Common Myths about VoLTE
One of the biggest predicted trends of 2016 among those in the telco industry is the rise of VoLTE, or Voice over LTE services. Major carriers like AT&T and Verizon Wireless have announced their launch plans or have launched them already. There are a number of benefits of VoLTE for service providers, including financial incentives. Yet at the same time this technology could be useful for individual consumers and businesses alike. As with most hyped up new trends, there’s a lot of chatter about VoLTE and this has led to some myths being spread. Here are a few of the most common myths about this new form of voice transfer technology.
VoLTE is no different from VoIP.
You’re most likely already quite familiar with VoIP services like Skype, which transmit your voice calls using small packets of data over an IP network. In essence, VoLTE also happens to work over an IP network in the same way, but in this case it only uses the high-speed LTE network to provide crystal clear connections, fewer dropped calls, and a more inclusive package. There will be a higher standard applied to VoLTE calls offered by large carriers like Nokia Networks or Verizon in comparison to VoIP services accessed through third party apps.
VoLTE will be a battery drain.
If you currently use VoIP services, you know that they can drain your battery quite quickly particularly if you’re placing long calls abroad. With VoLTE, there’s no need for voice and data to run simultaneously, saving your battery life. Only data is used with this type of service, which boosts calling efficiency.
It’s no different from other OTT services.
OTT services stand for ‘over the top,’ and refers to the delivery of extra features or content over the internet that you can access without a subscription, such as Netflix or even Skype. With OTT services, you’re using your service provider’s network to access these extra features, and the service provider has nothing to do with them. VoLTE is different in that although it offers benefits similar to OTT services, including direct video calls and global reach, it is offered through the main service provider.
This is only useful for businesses.
With its ability to provide clear calls and OTT services at a distance, it seems like VoLTE is designed especially for international business purposes. Yet it also boasts a number of applications that would be applicable to individual consumers. Improved call quality and high definition voice capabilities are benefits for everyone.

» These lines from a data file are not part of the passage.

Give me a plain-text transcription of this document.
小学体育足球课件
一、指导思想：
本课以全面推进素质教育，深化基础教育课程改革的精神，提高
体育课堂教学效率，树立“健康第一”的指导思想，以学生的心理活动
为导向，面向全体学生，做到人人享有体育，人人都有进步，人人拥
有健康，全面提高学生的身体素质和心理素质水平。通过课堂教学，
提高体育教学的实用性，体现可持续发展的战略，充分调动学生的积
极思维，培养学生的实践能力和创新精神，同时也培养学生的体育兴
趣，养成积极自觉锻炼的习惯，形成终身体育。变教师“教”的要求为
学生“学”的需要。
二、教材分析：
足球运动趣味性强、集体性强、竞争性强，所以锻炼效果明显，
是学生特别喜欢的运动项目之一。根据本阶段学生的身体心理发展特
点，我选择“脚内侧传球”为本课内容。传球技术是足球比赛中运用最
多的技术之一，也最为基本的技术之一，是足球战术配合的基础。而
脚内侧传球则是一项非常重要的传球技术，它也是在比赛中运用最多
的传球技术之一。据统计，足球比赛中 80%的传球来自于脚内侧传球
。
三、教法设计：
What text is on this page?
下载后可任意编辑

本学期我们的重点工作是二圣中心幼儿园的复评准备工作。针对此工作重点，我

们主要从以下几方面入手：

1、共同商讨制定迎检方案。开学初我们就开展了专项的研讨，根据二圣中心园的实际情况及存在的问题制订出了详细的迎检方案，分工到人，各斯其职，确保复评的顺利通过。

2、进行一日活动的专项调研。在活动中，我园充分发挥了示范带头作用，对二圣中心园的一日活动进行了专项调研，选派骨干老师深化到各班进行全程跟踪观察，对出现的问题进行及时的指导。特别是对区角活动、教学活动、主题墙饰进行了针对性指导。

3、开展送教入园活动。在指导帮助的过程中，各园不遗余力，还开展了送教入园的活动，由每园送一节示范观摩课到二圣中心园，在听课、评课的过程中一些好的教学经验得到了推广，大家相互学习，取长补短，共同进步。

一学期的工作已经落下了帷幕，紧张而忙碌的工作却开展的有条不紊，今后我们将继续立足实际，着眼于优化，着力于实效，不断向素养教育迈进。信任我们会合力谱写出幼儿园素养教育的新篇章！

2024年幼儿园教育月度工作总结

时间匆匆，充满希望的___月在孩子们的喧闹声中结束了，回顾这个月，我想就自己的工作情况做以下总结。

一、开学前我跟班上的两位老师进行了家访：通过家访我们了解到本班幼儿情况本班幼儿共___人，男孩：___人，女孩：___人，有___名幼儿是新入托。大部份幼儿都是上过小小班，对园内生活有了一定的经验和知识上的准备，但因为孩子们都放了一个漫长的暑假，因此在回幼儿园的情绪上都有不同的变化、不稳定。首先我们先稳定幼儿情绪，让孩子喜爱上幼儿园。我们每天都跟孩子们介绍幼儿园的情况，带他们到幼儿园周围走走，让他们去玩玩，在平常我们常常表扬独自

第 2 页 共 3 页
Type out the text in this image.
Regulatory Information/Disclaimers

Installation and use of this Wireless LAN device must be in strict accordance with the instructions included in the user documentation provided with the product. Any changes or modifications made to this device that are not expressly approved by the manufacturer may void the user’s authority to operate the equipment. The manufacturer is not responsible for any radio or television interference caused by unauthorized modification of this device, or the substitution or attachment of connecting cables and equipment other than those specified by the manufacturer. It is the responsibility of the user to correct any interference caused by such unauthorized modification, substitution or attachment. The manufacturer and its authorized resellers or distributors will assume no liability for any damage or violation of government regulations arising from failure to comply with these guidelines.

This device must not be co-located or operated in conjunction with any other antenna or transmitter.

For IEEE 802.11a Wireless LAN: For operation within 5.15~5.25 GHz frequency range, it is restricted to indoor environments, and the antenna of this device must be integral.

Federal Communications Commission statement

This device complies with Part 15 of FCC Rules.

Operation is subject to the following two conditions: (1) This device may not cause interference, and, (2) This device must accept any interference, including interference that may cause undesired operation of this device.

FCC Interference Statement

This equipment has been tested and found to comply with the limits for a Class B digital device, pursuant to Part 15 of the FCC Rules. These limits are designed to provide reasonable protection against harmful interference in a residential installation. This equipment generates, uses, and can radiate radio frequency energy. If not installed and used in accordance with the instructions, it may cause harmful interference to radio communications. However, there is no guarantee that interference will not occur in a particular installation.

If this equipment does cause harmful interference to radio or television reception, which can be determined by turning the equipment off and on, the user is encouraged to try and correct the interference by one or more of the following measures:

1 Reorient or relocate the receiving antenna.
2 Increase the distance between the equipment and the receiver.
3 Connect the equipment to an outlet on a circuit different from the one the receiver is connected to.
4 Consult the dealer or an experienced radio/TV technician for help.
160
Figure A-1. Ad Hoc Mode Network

VoLTE will be more complicated.
So with extra features, will VoLTE be more complicated to implement? Will it require a more complicated billing system? This is a very common misconception that could potentially put customers off of signing up for this service. However, the opposite is actually true. It’s not only easier for the service provider to offer this more efficient technology, but it also streamlines billing for both of you. Rather than paying for separate voice and data, you can pay for everything in one. Furthermore, there’s no need to download and maintain third-party apps like you would with WhatsApp or Skype to access similar features.
By understanding a bit more about VoLTE and how it works, you can make a more informed decision about whether or not this technology is right for you.